Ryo Yonetani, Kris Kitani, Yoichi Sato: “Ego-Surfing First-Person Videos”, IEEE Conference on Computer Vision and Pattern Recognition (CVPR2015), Boston, MA, USA, Jun 2015 [CVPR2015 version] [Extended version (arXiv)]
We envision a future time when wearable cameras are worn by the masses, recording first-person point-of-view (POV) videos of everyday life. While these cameras can enable new assistive technologies and novel research challenges, they also raise serious privacy concerns. For example, first-person videos passively recorded by wearable cameras will necessarily include anyone who comes into the view of a camera – with or without consent. Motivated by these benefits and risks, we developed a self-search technique tailored to first-person videos. The key observation of our work is that the egocentric head motion of a target person (\ie, the self) is observed both in the POV video of the target and observer. The motion correlation between the target person’s video and the observer’s video can then be used to identify instances of the self uniquely. We incorporate this feature into the proposed approach that computes the motion correlation over densely-sampled trajectories to search for a target in observer videos. Our approach significantly improves self-search performance over several well-known face detectors and recognizers. Furthermore, we show how our approach can enable several practical applications such as privacy filtering, target video retrieval, and social group clustering.

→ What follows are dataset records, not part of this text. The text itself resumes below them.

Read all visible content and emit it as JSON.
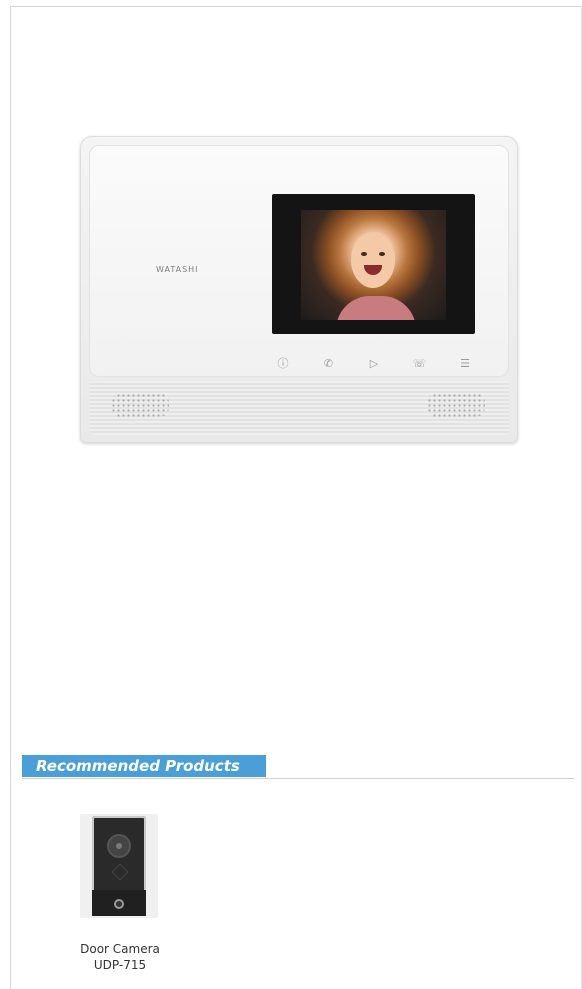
{
  "product_image": {
    "brand_text": "WATASHI",
    "buttons": [
      "info-icon",
      "answer-icon",
      "monitor-icon",
      "hangup-icon",
      "menu-icon"
    ]
  },
  "recommended": {
    "heading": "Recommended Products",
    "items": [
      {
        "name": "Door Camera",
        "model": "UDP-715"
      }
    ]
  },
  "colors": {
    "accent": "#4a9fd8",
    "text": "#333333",
    "divider": "#cfcfcf"
  }
}
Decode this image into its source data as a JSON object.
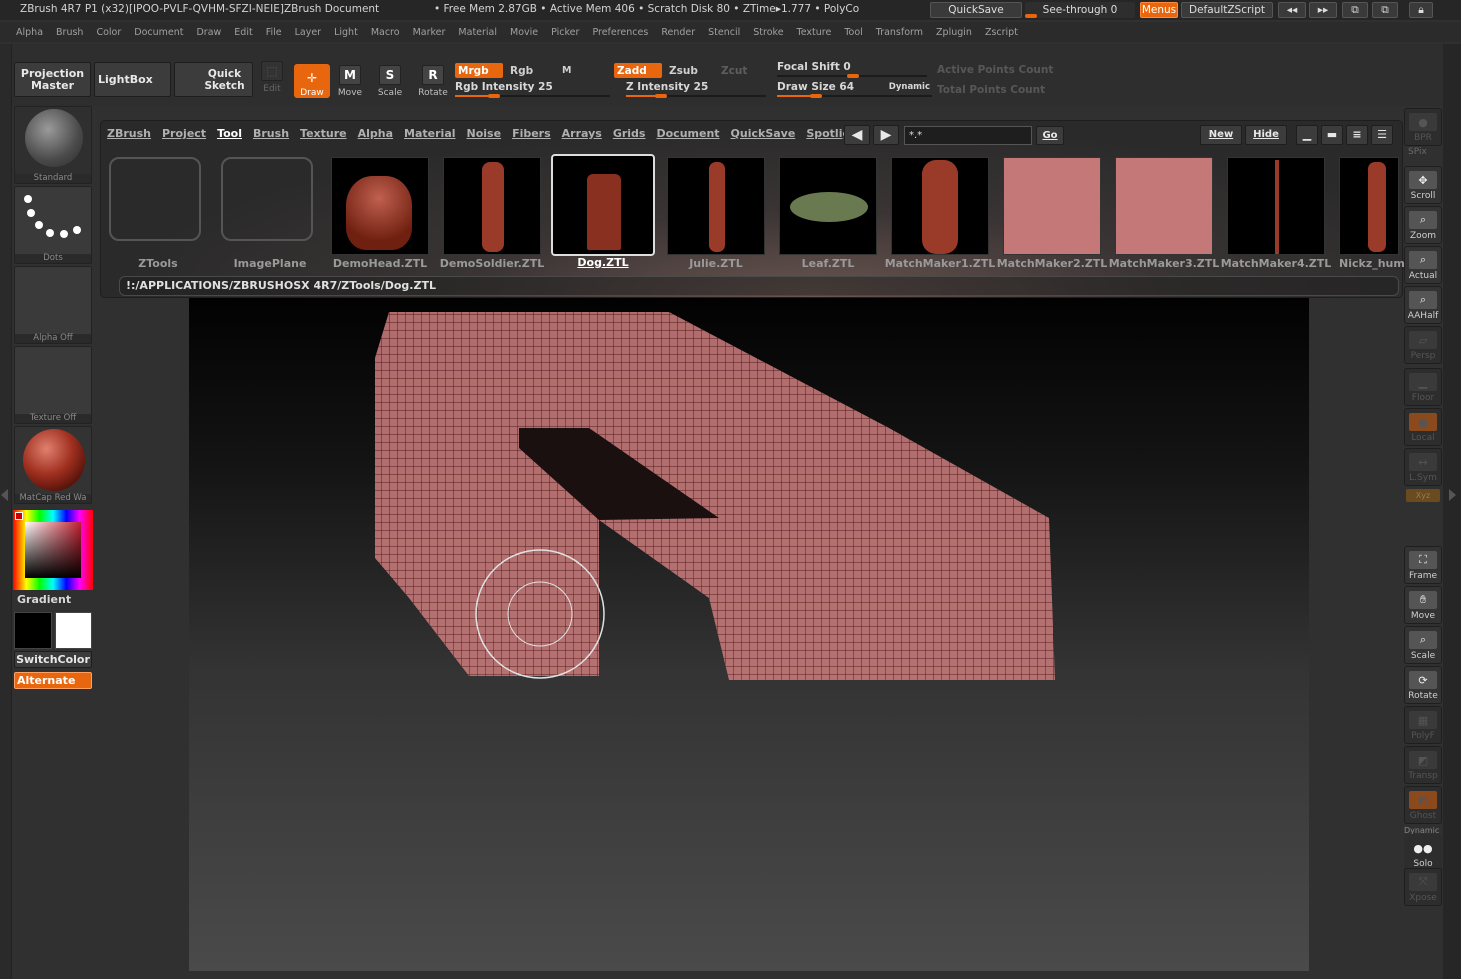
{
  "titlebar": {
    "title": "ZBrush 4R7 P1 (x32)[IPOO-PVLF-QVHM-SFZI-NEIE]ZBrush Document",
    "stats": "• Free Mem 2.87GB • Active Mem 406 • Scratch Disk 80 • ZTime▸1.777 • PolyCo",
    "quicksave": "QuickSave",
    "seethrough": "See-through  0",
    "menus": "Menus",
    "script": "DefaultZScript"
  },
  "menubar": [
    "Alpha",
    "Brush",
    "Color",
    "Document",
    "Draw",
    "Edit",
    "File",
    "Layer",
    "Light",
    "Macro",
    "Marker",
    "Material",
    "Movie",
    "Picker",
    "Preferences",
    "Render",
    "Stencil",
    "Stroke",
    "Texture",
    "Tool",
    "Transform",
    "Zplugin",
    "Zscript"
  ],
  "shelf": {
    "projection_master": "Projection Master",
    "lightbox": "LightBox",
    "quick_sketch": "Quick Sketch",
    "edit": "Edit",
    "draw": "Draw",
    "move": "Move",
    "scale": "Scale",
    "rotate": "Rotate",
    "mrgb": "Mrgb",
    "rgb": "Rgb",
    "m": "M",
    "rgb_intensity": "Rgb  Intensity 25",
    "zadd": "Zadd",
    "zsub": "Zsub",
    "zcut": "Zcut",
    "z_intensity": "Z  Intensity 25",
    "focal_shift": "Focal  Shift 0",
    "draw_size": "Draw  Size 64",
    "dynamic": "Dynamic",
    "active_points": "Active Points Count",
    "total_points": "Total Points Count",
    "rgb_intensity_value": 25,
    "z_intensity_value": 25,
    "focal_shift_value": 0,
    "draw_size_value": 64
  },
  "leftshelf": {
    "standard": "Standard",
    "dots": "Dots",
    "alpha_off": "Alpha  Off",
    "texture_off": "Texture  Off",
    "matcap": "MatCap  Red  Wa",
    "gradient": "Gradient",
    "switchcolor": "SwitchColor",
    "alternate": "Alternate"
  },
  "popup": {
    "tabs": [
      "ZBrush",
      "Project",
      "Tool",
      "Brush",
      "Texture",
      "Alpha",
      "Material",
      "Noise",
      "Fibers",
      "Arrays",
      "Grids",
      "Document",
      "QuickSave",
      "Spotlight"
    ],
    "active_tab": "Tool",
    "filter": "*.*",
    "go": "Go",
    "new": "New",
    "hide": "Hide",
    "path": "!:/APPLICATIONS/ZBRUSHOSX 4R7/ZTools/Dog.ZTL",
    "items": [
      "ZTools",
      "ImagePlane",
      "DemoHead.ZTL",
      "DemoSoldier.ZTL",
      "Dog.ZTL",
      "Julie.ZTL",
      "Leaf.ZTL",
      "MatchMaker1.ZTL",
      "MatchMaker2.ZTL",
      "MatchMaker3.ZTL",
      "MatchMaker4.ZTL",
      "Nickz_hum"
    ]
  },
  "rightshelf": [
    "BPR",
    "SPix",
    "Scroll",
    "Zoom",
    "Actual",
    "AAHalf",
    "Persp",
    "Floor",
    "Local",
    "L.Sym",
    "Xyz",
    "Frame",
    "Move",
    "Scale",
    "Rotate",
    "PolyF",
    "Transp",
    "Ghost",
    "Dynamic",
    "Solo",
    "Xpose"
  ],
  "colors": {
    "accent": "#e8660e",
    "main_color": "#000000",
    "secondary_color": "#ffffff"
  }
}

This dataset contains synchronized first-person videos of a conversation scene recorded at 60fps for 30sec. The following files include:
- ppm/: Input videos (sequences of input frames resized into 320x240. Please email to firstname.lastname@example.org if you need videos at the original resolution.)
- sv/: Supervoxel hierarchies computed by LIBSVX, which is used in our CVPR2015 version.
- gt/: Target masks (bounding boxes annotated every 0.5sec)